Un nouveau logiciel malveillant Octopus Scanner empoisonne des projets NetBeans sur Github
La sécurité de la chaîne d'approvisionnement open source concerne l'intégrité de l'ensemble de l'écosystème de développement et de livraison de logiciels. Un malware se propageant automatiquement et de la chaîne d'approvisionnement OSS a été trouvé abusant des référentiels Github.
Les faits
Le 9 mars 2020, l'équipe de réponse aux incidents de sécurité (SIRT) de GitHub a reçu sa notification initiale concernant un ensemble de référentiels qui servaient activement des projets open source infectés par des logiciels malveillants. Depuis lors, Github a trouvé 26 référentiels sur sa plate-forme contenant des traces du scanner Octopus.
- En mai 2020, GitHub a émis un avertissement à propos de cette nouvelle souche de malware qui se répand sur son site via des projets Java boobytrapped. Le scanner Octopus a été trouvé dans des projets gérés à l'aide de l'environnement de développement intégré (IDE) Apache NetBeans.
- Le malware détaille et sauvegarde les référentiels NetBeans après avoir implanté un malware malveillant dans les fichiers binaires JAR, les fichiers de projet et les dépendances, puis se propage aux systèmes de développement en aval. Il a principalement des développeurs infectés pour accéder à des projets, des environnements de production, des mots de passe de base de données et d'autres ressources critiques supplémentaires.
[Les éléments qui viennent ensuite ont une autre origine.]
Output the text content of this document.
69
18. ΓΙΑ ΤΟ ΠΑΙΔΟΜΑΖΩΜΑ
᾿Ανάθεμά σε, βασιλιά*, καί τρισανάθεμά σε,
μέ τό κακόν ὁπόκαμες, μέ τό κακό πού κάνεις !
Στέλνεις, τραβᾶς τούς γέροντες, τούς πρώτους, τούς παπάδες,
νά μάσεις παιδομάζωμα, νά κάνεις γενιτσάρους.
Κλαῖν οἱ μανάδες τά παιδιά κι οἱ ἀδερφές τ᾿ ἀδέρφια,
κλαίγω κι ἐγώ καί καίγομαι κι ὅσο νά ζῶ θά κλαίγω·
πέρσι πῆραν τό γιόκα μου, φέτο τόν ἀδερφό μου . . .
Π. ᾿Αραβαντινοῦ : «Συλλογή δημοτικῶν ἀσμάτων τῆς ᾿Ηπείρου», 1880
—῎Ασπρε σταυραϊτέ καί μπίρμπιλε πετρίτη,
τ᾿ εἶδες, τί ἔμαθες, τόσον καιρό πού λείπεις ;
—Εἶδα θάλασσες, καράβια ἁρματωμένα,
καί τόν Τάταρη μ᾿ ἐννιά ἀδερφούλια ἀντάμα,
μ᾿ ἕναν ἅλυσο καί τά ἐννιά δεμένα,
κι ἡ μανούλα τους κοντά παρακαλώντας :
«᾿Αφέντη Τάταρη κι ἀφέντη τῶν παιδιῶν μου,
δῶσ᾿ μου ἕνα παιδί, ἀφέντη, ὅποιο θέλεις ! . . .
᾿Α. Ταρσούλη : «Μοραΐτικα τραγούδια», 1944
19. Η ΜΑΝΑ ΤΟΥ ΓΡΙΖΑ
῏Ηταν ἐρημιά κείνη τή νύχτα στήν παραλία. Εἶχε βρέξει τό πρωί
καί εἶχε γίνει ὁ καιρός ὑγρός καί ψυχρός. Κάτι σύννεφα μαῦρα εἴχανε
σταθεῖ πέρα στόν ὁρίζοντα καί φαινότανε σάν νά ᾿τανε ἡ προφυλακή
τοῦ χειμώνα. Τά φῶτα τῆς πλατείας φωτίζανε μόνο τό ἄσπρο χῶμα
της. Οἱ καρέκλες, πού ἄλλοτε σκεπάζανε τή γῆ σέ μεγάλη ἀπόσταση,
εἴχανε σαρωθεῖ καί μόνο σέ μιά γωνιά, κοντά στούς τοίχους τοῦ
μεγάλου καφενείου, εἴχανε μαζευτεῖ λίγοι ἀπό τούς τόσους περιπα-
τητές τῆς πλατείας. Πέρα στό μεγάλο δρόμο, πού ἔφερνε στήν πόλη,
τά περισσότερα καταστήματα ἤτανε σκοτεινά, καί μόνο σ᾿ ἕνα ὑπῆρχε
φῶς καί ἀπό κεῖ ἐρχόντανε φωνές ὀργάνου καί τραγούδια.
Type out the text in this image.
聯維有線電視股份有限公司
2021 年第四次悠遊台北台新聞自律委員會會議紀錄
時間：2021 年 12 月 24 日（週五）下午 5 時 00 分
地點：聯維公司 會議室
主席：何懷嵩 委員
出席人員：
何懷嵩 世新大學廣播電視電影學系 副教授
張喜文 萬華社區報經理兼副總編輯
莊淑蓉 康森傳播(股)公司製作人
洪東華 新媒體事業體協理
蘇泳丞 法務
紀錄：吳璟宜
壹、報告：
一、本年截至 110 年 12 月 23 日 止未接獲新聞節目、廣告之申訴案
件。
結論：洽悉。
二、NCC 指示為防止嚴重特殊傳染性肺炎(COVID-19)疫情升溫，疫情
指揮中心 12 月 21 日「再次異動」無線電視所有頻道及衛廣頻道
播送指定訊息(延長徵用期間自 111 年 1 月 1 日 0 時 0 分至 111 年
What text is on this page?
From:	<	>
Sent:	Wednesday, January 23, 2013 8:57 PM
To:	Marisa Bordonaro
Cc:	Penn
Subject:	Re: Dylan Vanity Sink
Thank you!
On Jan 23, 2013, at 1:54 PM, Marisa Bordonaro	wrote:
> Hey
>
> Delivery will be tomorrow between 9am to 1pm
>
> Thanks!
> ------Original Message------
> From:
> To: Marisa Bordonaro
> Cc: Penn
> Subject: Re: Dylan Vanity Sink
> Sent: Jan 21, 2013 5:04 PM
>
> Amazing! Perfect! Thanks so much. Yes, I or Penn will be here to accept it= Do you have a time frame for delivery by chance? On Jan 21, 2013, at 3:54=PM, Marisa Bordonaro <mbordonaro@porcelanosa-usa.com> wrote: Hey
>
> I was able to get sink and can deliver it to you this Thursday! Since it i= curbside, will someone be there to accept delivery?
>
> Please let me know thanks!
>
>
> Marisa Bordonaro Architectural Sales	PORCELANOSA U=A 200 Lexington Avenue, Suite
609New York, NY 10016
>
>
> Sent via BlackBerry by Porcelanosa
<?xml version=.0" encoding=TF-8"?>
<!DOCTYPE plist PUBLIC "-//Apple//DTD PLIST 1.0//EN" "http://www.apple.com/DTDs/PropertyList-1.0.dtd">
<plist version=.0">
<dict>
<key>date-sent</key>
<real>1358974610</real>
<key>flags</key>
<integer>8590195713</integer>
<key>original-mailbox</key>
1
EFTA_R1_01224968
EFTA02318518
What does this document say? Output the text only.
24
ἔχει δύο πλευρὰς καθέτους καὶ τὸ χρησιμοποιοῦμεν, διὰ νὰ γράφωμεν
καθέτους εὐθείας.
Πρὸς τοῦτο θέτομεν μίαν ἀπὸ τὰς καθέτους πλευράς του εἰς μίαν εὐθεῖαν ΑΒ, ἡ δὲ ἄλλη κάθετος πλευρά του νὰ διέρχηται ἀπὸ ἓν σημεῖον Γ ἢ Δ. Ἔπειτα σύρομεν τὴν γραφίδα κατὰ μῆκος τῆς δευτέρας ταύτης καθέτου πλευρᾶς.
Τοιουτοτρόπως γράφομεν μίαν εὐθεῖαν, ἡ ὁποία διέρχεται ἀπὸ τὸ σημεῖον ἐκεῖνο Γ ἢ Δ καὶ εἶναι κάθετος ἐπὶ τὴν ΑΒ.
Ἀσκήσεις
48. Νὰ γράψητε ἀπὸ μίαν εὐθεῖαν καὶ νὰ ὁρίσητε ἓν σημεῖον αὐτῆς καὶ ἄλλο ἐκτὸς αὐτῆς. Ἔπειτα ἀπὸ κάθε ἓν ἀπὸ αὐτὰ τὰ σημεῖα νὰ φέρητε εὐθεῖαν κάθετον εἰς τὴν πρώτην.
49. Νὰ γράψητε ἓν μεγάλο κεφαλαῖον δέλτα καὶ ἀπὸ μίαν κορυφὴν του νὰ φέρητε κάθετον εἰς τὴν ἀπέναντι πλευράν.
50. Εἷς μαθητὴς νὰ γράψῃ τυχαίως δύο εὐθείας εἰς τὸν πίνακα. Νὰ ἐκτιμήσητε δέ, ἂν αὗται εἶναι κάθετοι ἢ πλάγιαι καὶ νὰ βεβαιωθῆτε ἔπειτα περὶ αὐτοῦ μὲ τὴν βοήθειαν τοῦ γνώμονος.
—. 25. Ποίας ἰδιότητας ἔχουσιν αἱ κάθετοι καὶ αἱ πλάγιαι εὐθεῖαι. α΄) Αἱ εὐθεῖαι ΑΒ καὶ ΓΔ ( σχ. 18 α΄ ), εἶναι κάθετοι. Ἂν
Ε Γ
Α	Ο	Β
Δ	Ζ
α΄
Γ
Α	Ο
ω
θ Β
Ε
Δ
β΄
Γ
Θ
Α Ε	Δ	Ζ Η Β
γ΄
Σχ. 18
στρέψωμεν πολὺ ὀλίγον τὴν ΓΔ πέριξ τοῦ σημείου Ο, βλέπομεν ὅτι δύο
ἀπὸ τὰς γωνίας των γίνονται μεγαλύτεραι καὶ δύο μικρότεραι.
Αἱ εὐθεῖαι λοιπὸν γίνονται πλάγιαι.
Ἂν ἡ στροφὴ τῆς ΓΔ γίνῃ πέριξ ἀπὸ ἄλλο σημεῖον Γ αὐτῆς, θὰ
- Le malware peut s'exécuter sur les systèmes Windows, Linux et macOS et déployer un outil d'administration à distance (RAT) via l'attaque de la chaîne d'approvisionnement GitHub. Octopus Scanner est également conçu pour empêcher les nouvelles versions de remplacer les versions compromises en gardant en place ses artefacts de génération malveillants.
Les antécédents
Le malware Octopus fait partie de la famille des ransomwares Phobos. Octopus peut télécharger et télécharger des fichiers, prendre des captures d'écran et creuser dans d'autres données personnelles sur des machines infectées. Depuis son origine, il s'est principalement concentré sur les responsables politiques et diplomatiques d'Asie centrale.
- En novembre 2018, Octopus Scanner, déguisé en version d'un messager en ligne populaire et légitime (Telegram), a ciblé les organisations diplomatiques d'Asie centrale dans une vague de cyber-espionnage. Il a ensuite permis aux pirates d'accéder à distance à l'ordinateur d'une victime.
- En avril 2018, le groupe DustSquad a utilisé l'interdiction potentielle de Telegram au Kazakhstan pour faire office de logiciel de communication alternatif pour l'opposition politique avec une interface russe. Le scanner Octopus, qui a été utilisé dans les attaques, a exploité des bibliothèques Delphi tierces pour la compression.
Les mesures à prendre
Les organisations doivent signer des accords avec tous les fournisseurs et sous-traitants pour suivre strictement les politiques de sécurité des données. De plus, les utilisateurs doivent maintenir tous les logiciels et systèmes à jour. L'utilisation de mesures de protection adéquates pour la sécurité peut détecter plus tôt toute activité malveillante et tout problème potentiel. Analysez l'ordinateur à l'aide de solutions de point de terminaison fiables.